Forced to foil all the males who are after the lovely but dumb Philia, Pseudolus has to maneuver with resourcefulness and agility, and the action crosscuts from the chaste to the chase with dizzying speed. Guffaws keep erupting as the schemes of Pseudolus boomerang and get him ever deeper into a mire of deception, entangling everybody who comes near. When the vainglorious and licentious Miles Gloriosus returns to Rome and demands fulfillment of his contract for Philia, Pseudolus is in desperation and quickly declares that she is dead. To help him in this charade, he persuades Hysterium to don a wig and women’s clothes and pretend to be the corpse.

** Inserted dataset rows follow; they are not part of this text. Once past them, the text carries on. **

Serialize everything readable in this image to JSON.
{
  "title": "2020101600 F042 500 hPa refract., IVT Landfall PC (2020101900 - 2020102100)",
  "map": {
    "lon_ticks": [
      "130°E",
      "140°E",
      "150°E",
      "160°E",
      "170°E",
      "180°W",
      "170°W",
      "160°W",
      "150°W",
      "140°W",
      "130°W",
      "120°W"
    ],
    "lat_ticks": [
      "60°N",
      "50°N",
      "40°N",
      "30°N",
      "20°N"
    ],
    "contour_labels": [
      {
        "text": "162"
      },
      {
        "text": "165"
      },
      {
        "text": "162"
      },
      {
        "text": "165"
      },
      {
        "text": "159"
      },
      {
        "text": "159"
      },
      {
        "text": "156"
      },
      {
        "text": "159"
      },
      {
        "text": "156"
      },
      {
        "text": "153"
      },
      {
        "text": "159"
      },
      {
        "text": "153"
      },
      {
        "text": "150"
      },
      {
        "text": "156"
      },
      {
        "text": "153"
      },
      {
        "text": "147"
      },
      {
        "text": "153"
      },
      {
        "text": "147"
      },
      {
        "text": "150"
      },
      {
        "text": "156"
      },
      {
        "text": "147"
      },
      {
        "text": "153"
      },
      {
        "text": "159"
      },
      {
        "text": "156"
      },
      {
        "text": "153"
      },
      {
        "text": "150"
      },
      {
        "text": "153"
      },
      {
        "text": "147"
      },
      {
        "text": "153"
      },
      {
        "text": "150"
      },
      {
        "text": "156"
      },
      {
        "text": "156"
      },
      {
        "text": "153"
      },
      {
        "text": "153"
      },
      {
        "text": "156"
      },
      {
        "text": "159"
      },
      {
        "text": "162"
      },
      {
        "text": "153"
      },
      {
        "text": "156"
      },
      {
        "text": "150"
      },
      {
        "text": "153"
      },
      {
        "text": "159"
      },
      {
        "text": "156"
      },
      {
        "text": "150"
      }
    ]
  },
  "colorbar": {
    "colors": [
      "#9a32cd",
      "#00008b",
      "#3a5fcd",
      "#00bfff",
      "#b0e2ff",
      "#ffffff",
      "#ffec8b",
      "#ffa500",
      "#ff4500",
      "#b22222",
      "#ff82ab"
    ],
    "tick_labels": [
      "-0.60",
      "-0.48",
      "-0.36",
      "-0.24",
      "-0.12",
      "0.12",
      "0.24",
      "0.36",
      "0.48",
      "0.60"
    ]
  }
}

The very much alive Philia, hearing her contracted owner has returned, dim wittedly thinks that old Senex is the man who has purchased her, so Senex excitedly tries to escape his battle-ax of a wife, Domina, in order to enjoy his good luck. In preparation for the anticipated encounter, he oils himself with sweet ointments and begins issuing a gurgling mating call.

The ever-funny comic bit of mistaken identities kicks into high gear as there are suddenly three Philias: the real one, Hysterium in his fright-wig and women’s clothes, and Domina, who, in a similar wig, is attempting to snatch back her husband in the guise of the young courtesan. Suddenly everybody is chasing everybody else, mistakenly and hilariously, as the wily Pseudolus keeps the three unsuspecting Philias from confronting each other.

In the end it is discovered that the real Philia and Miles Gloriosus are long-lost brother and sister, the kidnapped children of Erronius. Since they are siblings, Miles Gloriosus voids his contract for Philia, and she is found of sufficient high birth to become Hero’s bride. And, of course, the scheming Pseudolus wins his freedom.